Das Doppelverwertungsverbot (§ 46 Abs. 3 StGB) bei der Strafzumessung beachten
Das Gericht erinnerte an das Doppelverwertungsverbot gemäß § 46 Abs. 3 StGB. Dieses besagt, dass Umstände, die bereits Merkmale des gesetzlichen Tatbestands sind, nicht noch einmal strafschärfend berücksichtigt werden dürfen. Die wiederholte Begehung sei eine Grundbedingung für den Stalking-Tatbestand nach § 238 StGB. Ebenso sei die Eignung zur Einschüchterung eine Grundbedingung für den Tatbestand der Bedrohung nach § 241 StGB. Diese Aspekte dürften daher bei der Strafzumessung nicht per se erschwerend wirken. Zulässig sei hingegen die strafschärfende Würdigung der Tateinheit von Nachstellung und Bedrohung, also des Umstands, dass der Mann durch seine Stalking-Handlungen gleichzeitig auch den Tatbestand der Bedrohung verwirklichte.

Gründlichere Prüfung der Bewährungsaussichten (§ 56 StGB) notwendig
Auch die Bewährungsprognose des Landgerichts Essen hielt der Überprüfung durch das OLG Hamm nicht stand. Eine negative Prognose, die also zur Folge hat, dass eine Freiheitsstrafe nicht zur Bewährung ausgesetzt wird, erfordere eine umfassende Gesamtwürdigung. Dabei seien die Persönlichkeit des Täters, sein Vorleben, die Tatumstände, sein Verhalten nach der Tat, seine Lebensverhältnisse und die zu erwartende Wirkung einer Strafaussetzung zu berücksichtigen. Das Urteil des Landgerichts Essen habe diesen Anforderungen nicht genügt, da es eine negative Prognose lediglich behauptet und besondere Umstände im Sinne von § 56 Abs. 2 StGB (die auch bei längeren Strafen eine Bewährung ermöglichen könnten) nur äußerst knapp verneint habe.
Für die neue Verhandlung sei insbesondere aufzuklären, ob und mit welchem Erfolg sich der Mann möglicherweise einer therapeutischen Behandlung unterzogen hat.

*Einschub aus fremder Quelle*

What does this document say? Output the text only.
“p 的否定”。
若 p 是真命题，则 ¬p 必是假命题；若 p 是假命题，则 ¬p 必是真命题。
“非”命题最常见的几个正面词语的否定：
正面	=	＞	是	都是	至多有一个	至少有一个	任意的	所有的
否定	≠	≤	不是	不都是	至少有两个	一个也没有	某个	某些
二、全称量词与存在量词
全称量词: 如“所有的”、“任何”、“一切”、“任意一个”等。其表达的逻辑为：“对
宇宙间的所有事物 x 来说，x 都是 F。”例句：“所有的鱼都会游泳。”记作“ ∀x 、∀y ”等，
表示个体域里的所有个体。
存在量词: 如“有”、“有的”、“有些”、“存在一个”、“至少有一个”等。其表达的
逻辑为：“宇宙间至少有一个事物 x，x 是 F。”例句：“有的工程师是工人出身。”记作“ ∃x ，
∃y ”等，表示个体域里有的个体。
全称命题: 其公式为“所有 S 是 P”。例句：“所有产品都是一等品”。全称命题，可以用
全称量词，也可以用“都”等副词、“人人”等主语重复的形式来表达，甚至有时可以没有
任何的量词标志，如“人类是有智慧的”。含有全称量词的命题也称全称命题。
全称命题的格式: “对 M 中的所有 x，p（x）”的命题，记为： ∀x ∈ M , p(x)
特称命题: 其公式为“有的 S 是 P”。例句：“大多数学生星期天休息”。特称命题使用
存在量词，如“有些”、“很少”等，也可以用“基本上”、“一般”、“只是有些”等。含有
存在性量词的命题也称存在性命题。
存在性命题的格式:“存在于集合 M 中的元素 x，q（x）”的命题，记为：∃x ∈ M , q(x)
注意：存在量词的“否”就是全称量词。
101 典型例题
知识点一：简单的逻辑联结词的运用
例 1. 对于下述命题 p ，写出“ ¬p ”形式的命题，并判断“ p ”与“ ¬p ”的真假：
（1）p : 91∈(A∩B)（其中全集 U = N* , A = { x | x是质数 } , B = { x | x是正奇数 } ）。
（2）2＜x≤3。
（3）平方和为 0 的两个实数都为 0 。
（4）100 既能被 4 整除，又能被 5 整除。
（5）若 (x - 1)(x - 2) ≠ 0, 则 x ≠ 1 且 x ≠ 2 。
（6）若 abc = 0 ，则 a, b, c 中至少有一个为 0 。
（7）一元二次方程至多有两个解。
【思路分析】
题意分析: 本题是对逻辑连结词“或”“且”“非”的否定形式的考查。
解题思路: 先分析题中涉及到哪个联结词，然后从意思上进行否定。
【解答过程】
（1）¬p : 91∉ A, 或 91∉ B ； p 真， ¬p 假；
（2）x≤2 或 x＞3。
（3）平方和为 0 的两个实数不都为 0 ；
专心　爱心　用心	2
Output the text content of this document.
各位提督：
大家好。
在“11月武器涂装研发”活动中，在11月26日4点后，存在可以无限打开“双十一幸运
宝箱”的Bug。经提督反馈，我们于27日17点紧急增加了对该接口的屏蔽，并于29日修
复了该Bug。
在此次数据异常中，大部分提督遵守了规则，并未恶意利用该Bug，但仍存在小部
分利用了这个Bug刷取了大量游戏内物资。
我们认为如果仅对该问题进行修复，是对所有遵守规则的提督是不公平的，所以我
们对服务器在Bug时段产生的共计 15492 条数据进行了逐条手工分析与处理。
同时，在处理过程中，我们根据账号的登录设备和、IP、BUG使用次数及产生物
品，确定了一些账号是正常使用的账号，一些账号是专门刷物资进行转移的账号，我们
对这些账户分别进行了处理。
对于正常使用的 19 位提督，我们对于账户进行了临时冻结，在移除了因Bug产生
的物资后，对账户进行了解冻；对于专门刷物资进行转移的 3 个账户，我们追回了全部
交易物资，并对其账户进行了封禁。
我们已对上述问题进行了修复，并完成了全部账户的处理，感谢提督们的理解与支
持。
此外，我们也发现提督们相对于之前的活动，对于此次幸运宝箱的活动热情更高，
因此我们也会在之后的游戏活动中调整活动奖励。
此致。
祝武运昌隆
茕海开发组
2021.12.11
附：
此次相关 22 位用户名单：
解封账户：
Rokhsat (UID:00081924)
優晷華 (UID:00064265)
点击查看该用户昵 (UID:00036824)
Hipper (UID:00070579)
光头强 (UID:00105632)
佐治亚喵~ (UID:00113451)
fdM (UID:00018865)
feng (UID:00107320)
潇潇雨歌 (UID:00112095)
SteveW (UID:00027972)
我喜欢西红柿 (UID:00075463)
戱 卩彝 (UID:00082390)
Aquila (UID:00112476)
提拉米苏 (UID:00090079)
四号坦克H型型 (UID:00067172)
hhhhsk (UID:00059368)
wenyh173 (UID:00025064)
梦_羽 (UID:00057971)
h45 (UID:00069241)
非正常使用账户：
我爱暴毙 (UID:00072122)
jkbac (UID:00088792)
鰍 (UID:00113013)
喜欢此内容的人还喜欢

Zudem müsse geklärt werden, ob er die Trennung von seiner Ehefrau mittlerweile akzeptiert hat, zumal die Taten zum Zeitpunkt der Neuverhandlung bereits über zwei Jahre zurückliegen werden.

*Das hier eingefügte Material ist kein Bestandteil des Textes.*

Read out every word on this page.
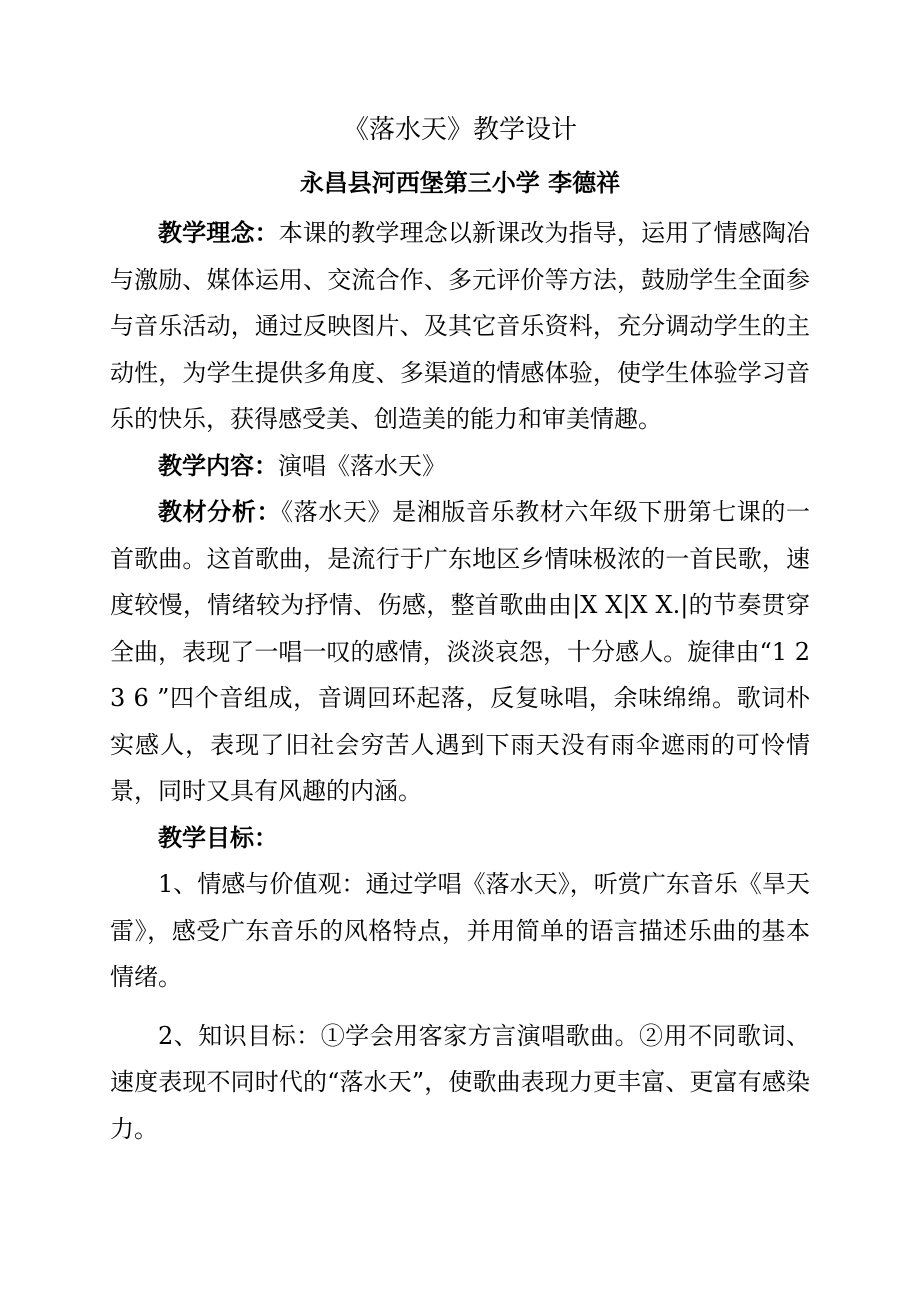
《落水天》教学设计
永昌县河西堡第三小学 李德祥

教学理念：本课的教学理念以新课改为指导，运用了情感陶冶与激励、媒体运用、交流合作、多元评价等方法，鼓励学生全面参与音乐活动，通过反映图片、及其它音乐资料，充分调动学生的主动性，为学生提供多角度、多渠道的情感体验，使学生体验学习音乐的快乐，获得感受美、创造美的能力和审美情趣。

教学内容：演唱《落水天》

教材分析：《落水天》是湘版音乐教材六年级下册第七课的一首歌曲。这首歌曲，是流行于广东地区乡情味极浓的一首民歌，速度较慢，情绪较为抒情、伤感，整首歌曲由|X X|X X.|的节奏贯穿全曲，表现了一唱一叹的感情，淡淡哀怨，十分感人。旋律由“1 2 3 6 ”四个音组成，音调回环起落，反复咏唱，余味绵绵。歌词朴实感人，表现了旧社会穷苦人遇到下雨天没有雨伞遮雨的可怜情景，同时又具有风趣的内涵。

教学目标：

1、情感与价值观：通过学唱《落水天》，听赏广东音乐《旱天雷》，感受广东音乐的风格特点，并用简单的语言描述乐曲的基本情绪。

2、知识目标：①学会用客家方言演唱歌曲。②用不同歌词、速度表现不同时代的“落水天”，使歌曲表现力更丰富、更富有感染力。
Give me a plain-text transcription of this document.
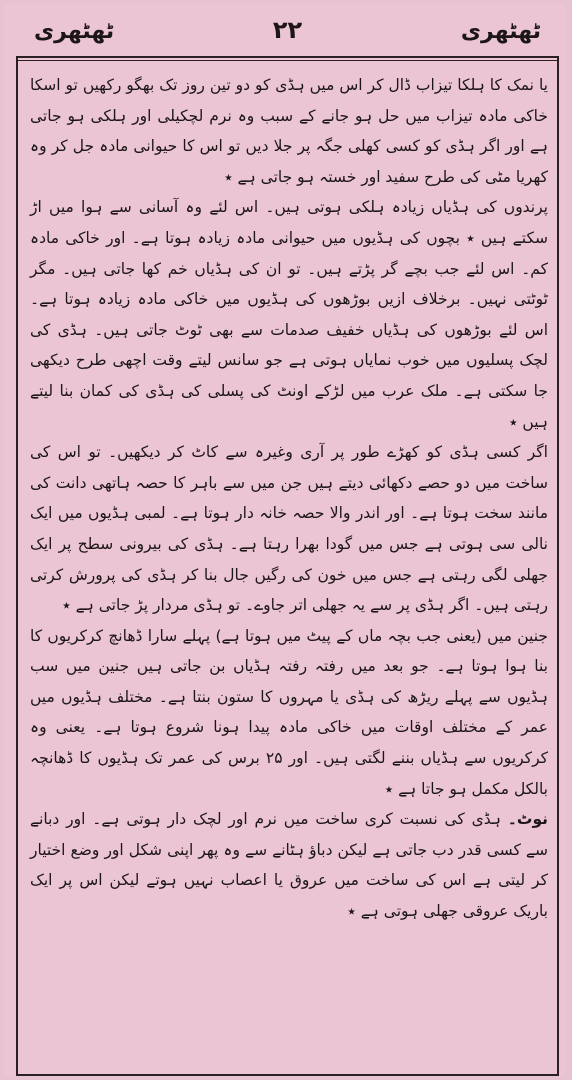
ٹھٹھری	۲۲	ٹھٹھری

یا نمک کا ہلکا تیزاب ڈال کر اس میں ہڈی کو دو تین روز تک بھگو رکھیں تو اسکا خاکی مادہ تیزاب میں حل ہو جانے کے سبب وہ نرم لچکیلی اور ہلکی ہو جاتی ہے اور اگر ہڈی کو کسی کھلی جگہ پر جلا دیں تو اس کا حیوانی مادہ جل کر وہ کھریا مٹی کی طرح سفید اور خستہ ہو جاتی ہے ٭

پرندوں کی ہڈیاں زیادہ ہلکی ہوتی ہیں۔ اس لئے وہ آسانی سے ہوا میں اڑ سکتے ہیں ٭ بچوں کی ہڈیوں میں حیوانی مادہ زیادہ ہوتا ہے۔ اور خاکی مادہ کم۔ اس لئے جب بچے گر پڑتے ہیں۔ تو ان کی ہڈیاں خم کھا جاتی ہیں۔ مگر ٹوٹتی نہیں۔ برخلاف ازیں بوڑھوں کی ہڈیوں میں خاکی مادہ زیادہ ہوتا ہے۔ اس لئے بوڑھوں کی ہڈیاں خفیف صدمات سے بھی ٹوٹ جاتی ہیں۔ ہڈی کی لچک پسلیوں میں خوب نمایاں ہوتی ہے جو سانس لیتے وقت اچھی طرح دیکھی جا سکتی ہے۔ ملک عرب میں لڑکے اونٹ کی پسلی کی ہڈی کی کمان بنا لیتے ہیں ٭

اگر کسی ہڈی کو کھڑے طور پر آری وغیرہ سے کاٹ کر دیکھیں۔ تو اس کی ساخت میں دو حصے دکھائی دیتے ہیں جن میں سے باہر کا حصہ ہاتھی دانت کی مانند سخت ہوتا ہے۔ اور اندر والا حصہ خانہ دار ہوتا ہے۔ لمبی ہڈیوں میں ایک نالی سی ہوتی ہے جس میں گودا بھرا رہتا ہے۔ ہڈی کی بیرونی سطح پر ایک جھلی لگی رہتی ہے جس میں خون کی رگیں جال بنا کر ہڈی کی پرورش کرتی رہتی ہیں۔ اگر ہڈی پر سے یہ جھلی اتر جاوے۔ تو ہڈی مردار پڑ جاتی ہے ٭

جنین میں (یعنی جب بچہ ماں کے پیٹ میں ہوتا ہے) پہلے سارا ڈھانچ کرکریوں کا بنا ہوا ہوتا ہے۔ جو بعد میں رفتہ رفتہ ہڈیاں بن جاتی ہیں جنین میں سب ہڈیوں سے پہلے ریڑھ کی ہڈی یا مہروں کا ستون بنتا ہے۔ مختلف ہڈیوں میں عمر کے مختلف اوقات میں خاکی مادہ پیدا ہونا شروع ہوتا ہے۔ یعنی وہ کرکریوں سے ہڈیاں بننے لگتی ہیں۔ اور ۲۵ برس کی عمر تک ہڈیوں کا ڈھانچہ بالکل مکمل ہو جاتا ہے ٭

نوٹ۔ ہڈی کی نسبت کری ساخت میں نرم اور لچک دار ہوتی ہے۔ اور دبانے سے کسی قدر دب جاتی ہے لیکن دباؤ ہٹانے سے وہ پھر اپنی شکل اور وضع اختیار کر لیتی ہے اس کی ساخت میں عروق یا اعصاب نہیں ہوتے لیکن اس پر ایک باریک عروقی جھلی ہوتی ہے ٭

Fazit und Ausblick: Neubewertung des Stalking-Falls und die Bedeutung für zukünftige Urteile nach § 238 StGB

Die Entscheidung des OLG Hamm unterstreicht die Komplexität der rechtlichen Bewertung von Stalking-Fällen, insbesondere nach der Gesetzesänderung zu § 238 StGB. Die korrekte Abgrenzung zwischen einer einheitlichen Tat und mehreren selbständigen Taten hängt entscheidend von der sorgfältigen Feststellung des Täterwillens ab. Das Landgericht Essen muss nun den Fall unter Beachtung der Rechtsauffassung des OLG Hamm neu aufrollen. Es muss klären, ob die verschiedenen Nachstellungshandlungen des Mannes von einem durchgehenden Tatentschluss getragen waren oder ob es Zäsuren gab, die auf neue, separate Tatentschlüsse hindeuten. Zudem muss die Frage der räumlichen Nähe beim Vorfall am Wohnhaus der Ex-Frau genauer untersucht und die Strafzumessung sowie die Bewährungsentscheidung umfassender begründet werden. Dieses Urteil dürfte auch für andere Gerichte eine wichtige Orientierung bei der Auslegung des § 238 StGB und der Beurteilung von Konkurrenzfragen in Stalking-Verfahren bieten.


Die Schlüsselerkenntnisse

Das Urteil des OLG Hamm zeigt, dass nach der Gesetzesänderung des § 238 StGB (Ersetzung von „beharrlich“ durch „wiederholt“) mehrere Stalking-Handlungen gegen dasselbe Opfer rechtlich als eine einheitliche Tat zu bewerten sind, wenn sie vom selben Täterwillen getragen werden. Entscheidend für die Abgrenzung zu einer neuen, separaten Tat ist, ob der Täter einen neuen Tatentschluss gefasst hat, was eine gründliche Untersuchung der subjektiven Tatseite voraussetzt. Das Urteil verdeutlicht außerdem, dass beim „Aufsuchen der räumlichen Nähe“ tatsächlich nachgewiesen werden muss, dass das Opfer während der Annäherung anwesend war, und dass bei der Strafzumessung das Doppelverwertungsverbot beachtet werden muss.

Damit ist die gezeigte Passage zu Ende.